Philly picks would-be Traffic Court judges
Earlier this year, a federal grand jury indicted several Philadelphia Traffic Court judges in an allegedly widespread ticket-fixing plot. That didn't stop Philadelphians from nominating new candidates for Traffic Court judge in Tuesday's primary election.
With 95 percent of precincts reporting, the apparent winners in the Democratic primary were Omar Sabir, Marnie Aument-Loughrey and Donna DeRose.
They had all been endorsed by the local party.
Dozens of candidates ran for the $91,000-a-year job. The judicial hopefuls might not ever sit on the bench, though. The Pennsylvania Senate recently passed legislation that would abolish the court.
Aument-Loughrey, whose mother is a ward leader in the local Democratic party, said that voters clearly want Traffic Court to stay.
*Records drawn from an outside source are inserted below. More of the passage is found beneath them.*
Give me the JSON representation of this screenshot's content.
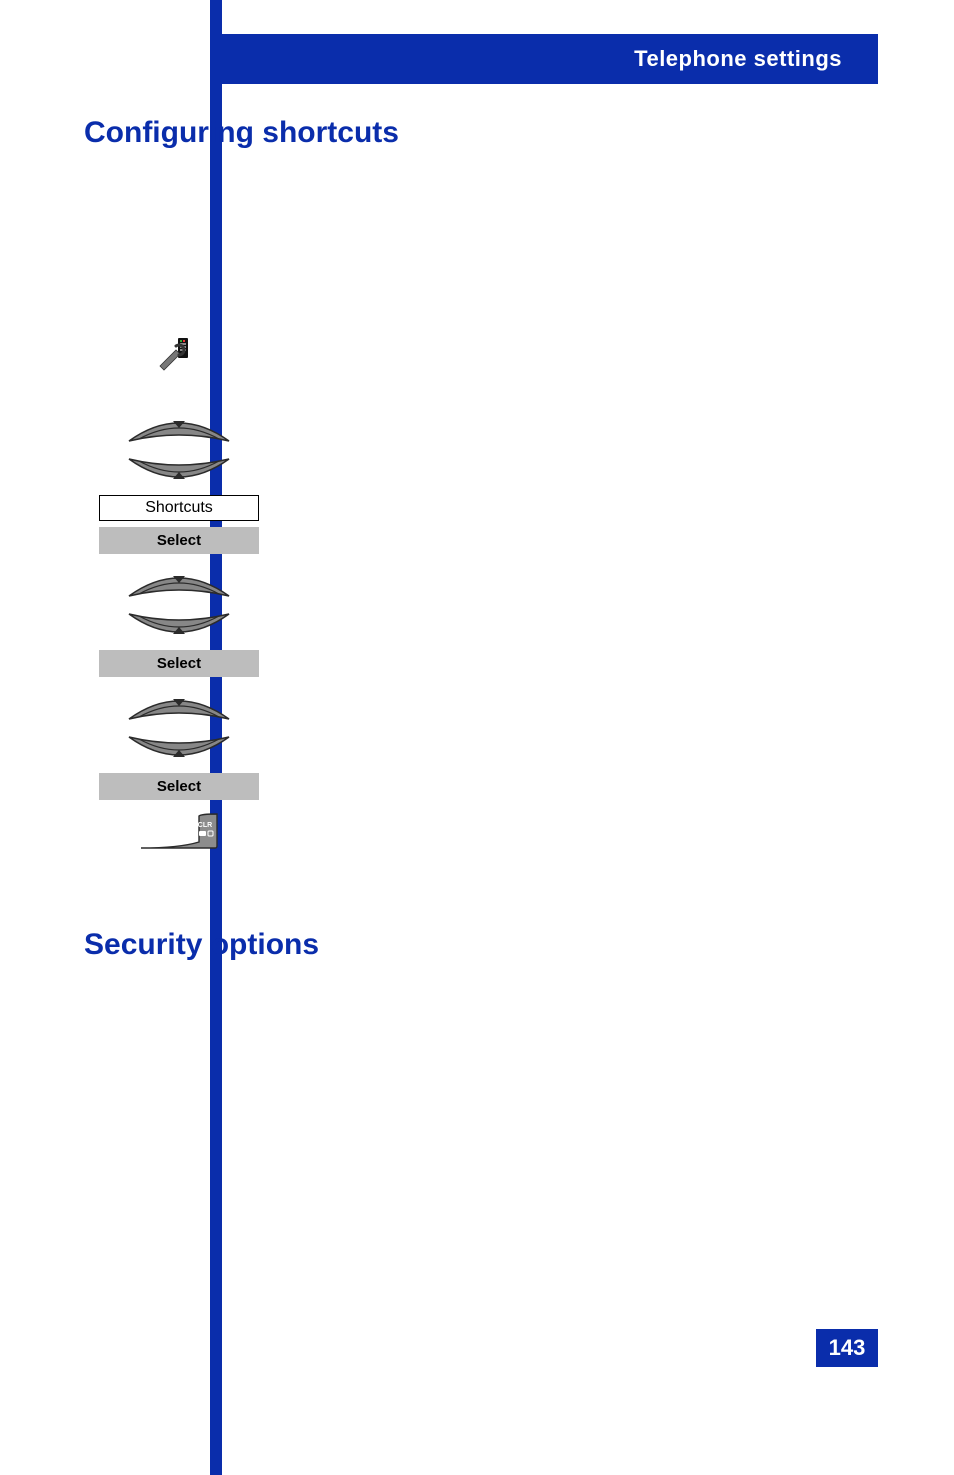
{
  "header": {
    "section": "Telephone settings"
  },
  "headings": {
    "configuring_shortcuts": "Configuring shortcuts",
    "security_options": "Security options"
  },
  "figure": {
    "display_label": "Shortcuts",
    "softkey1": "Select",
    "softkey2": "Select",
    "softkey3": "Select",
    "clr_label": "CLR"
  },
  "page_number": "143"
}
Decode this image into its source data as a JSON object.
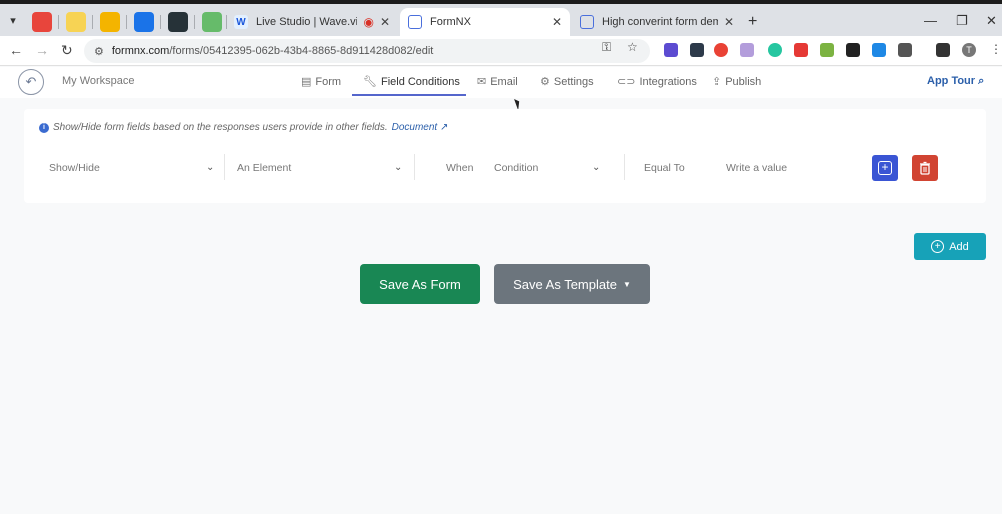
{
  "browser": {
    "tabs": [
      {
        "title": "Live Studio | Wave.video",
        "icon": "wave-video-favicon"
      },
      {
        "title": "FormNX",
        "icon": "formnx-favicon",
        "active": true
      },
      {
        "title": "High converint form demo - Fo",
        "icon": "formnx-favicon"
      }
    ],
    "pinned_icons": [
      "calendar-favicon",
      "pencil-favicon",
      "folder-favicon",
      "bookmark-favicon",
      "s-favicon",
      "leaf-favicon"
    ],
    "url_host": "formnx.com",
    "url_path": "/forms/05412395-062b-43b4-8865-8d911428d082/edit",
    "profile_initial": "T"
  },
  "appnav": {
    "workspace": "My Workspace",
    "items": [
      {
        "label": "Form",
        "icon": "form-icon"
      },
      {
        "label": "Field Conditions",
        "icon": "wrench-icon",
        "active": true
      },
      {
        "label": "Email",
        "icon": "email-icon"
      },
      {
        "label": "Settings",
        "icon": "gear-icon"
      },
      {
        "label": "Integrations",
        "icon": "link-icon"
      },
      {
        "label": "Publish",
        "icon": "publish-icon"
      }
    ],
    "app_tour": "App Tour"
  },
  "panel": {
    "info_text": "Show/Hide form fields based on the responses users provide in other fields.",
    "doc_link": "Document",
    "action_select": "Show/Hide",
    "element_select": "An Element",
    "when_label": "When",
    "condition_select": "Condition",
    "equal_label": "Equal To",
    "value_placeholder": "Write a value"
  },
  "buttons": {
    "add": "Add",
    "save_form": "Save As Form",
    "save_template": "Save As Template"
  },
  "colors": {
    "save_form": "#198754",
    "save_template": "#6c757d",
    "add": "#17a2b8",
    "plus": "#3a55d4",
    "trash": "#d14432",
    "accent": "#5566cc"
  }
}
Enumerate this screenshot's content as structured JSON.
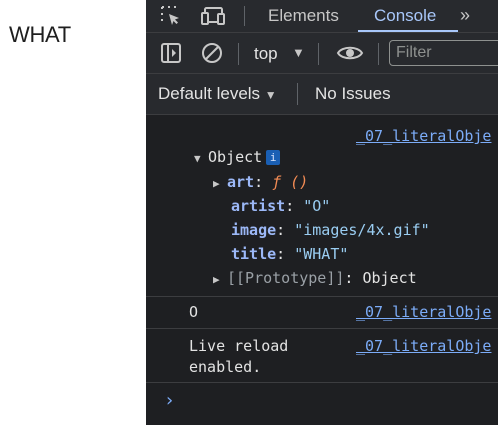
{
  "page": {
    "text": "WHAT"
  },
  "devtools": {
    "tabs": [
      {
        "label": "Elements"
      },
      {
        "label": "Console"
      }
    ],
    "more_tabs_icon": "chevron-double-right-icon",
    "context": {
      "label": "top"
    },
    "filter_placeholder": "Filter",
    "levels": {
      "label": "Default levels"
    },
    "issues": {
      "label": "No Issues"
    }
  },
  "console": {
    "source_link": "_07_literalObje",
    "object": {
      "label": "Object",
      "info_badge": "i",
      "props": [
        {
          "key": "art",
          "sep": ": ",
          "value": "ƒ ()"
        },
        {
          "key": "artist",
          "sep": ": ",
          "value": "\"O\""
        },
        {
          "key": "image",
          "sep": ": ",
          "value": "\"images/4x.gif\""
        },
        {
          "key": "title",
          "sep": ": ",
          "value": "\"WHAT\""
        }
      ],
      "prototype": {
        "key": "[[Prototype]]",
        "sep": ": ",
        "value": "Object"
      }
    },
    "msg2": {
      "text": "O"
    },
    "msg3": {
      "line1": "Live reload",
      "line2": "enabled."
    },
    "prompt": "›"
  }
}
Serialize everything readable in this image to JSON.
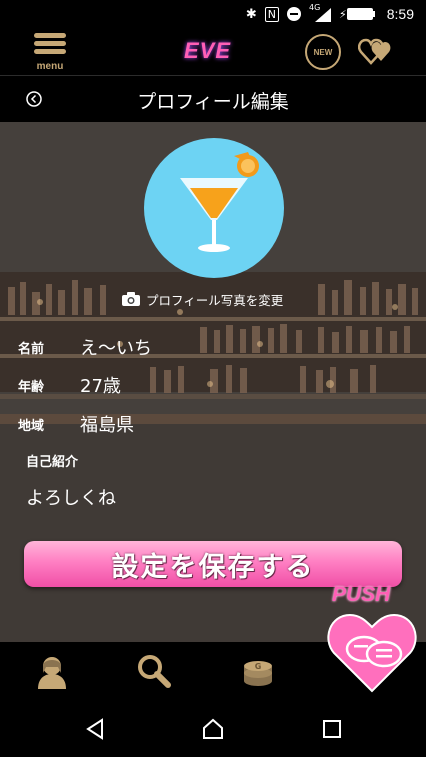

"I don't think it's a corrupt cesspool," she said. "The fact that the people in Philadelphia came out and voted for Traffic Court judges to be placed there means that they have faith in us."
DeRose, meanwhile, said that scrapping Traffic Court would chip away at Philadelphians' rights to vote for public officials.
Sabir did not return messages seeking comment. In 2008, his license was suspended because he didn't pay off his tickets, according to the news site AxisPhilly.
Lynn Marks, executive director of Pennsylvanians for Modern Courts, a court-reform advocacy group, said that Traffic Court must go. She argued that it is a necessary step in order to restore the public's trust in the court system.
"It's clear that the current Traffic Court has failed to function with the highest standards of ethical behavior," she said. "It's really time for a change."
Republican Traffic Court candidates Ella Butcher and Christopher Vogler, who ran unopposed, won the GOP's nomination.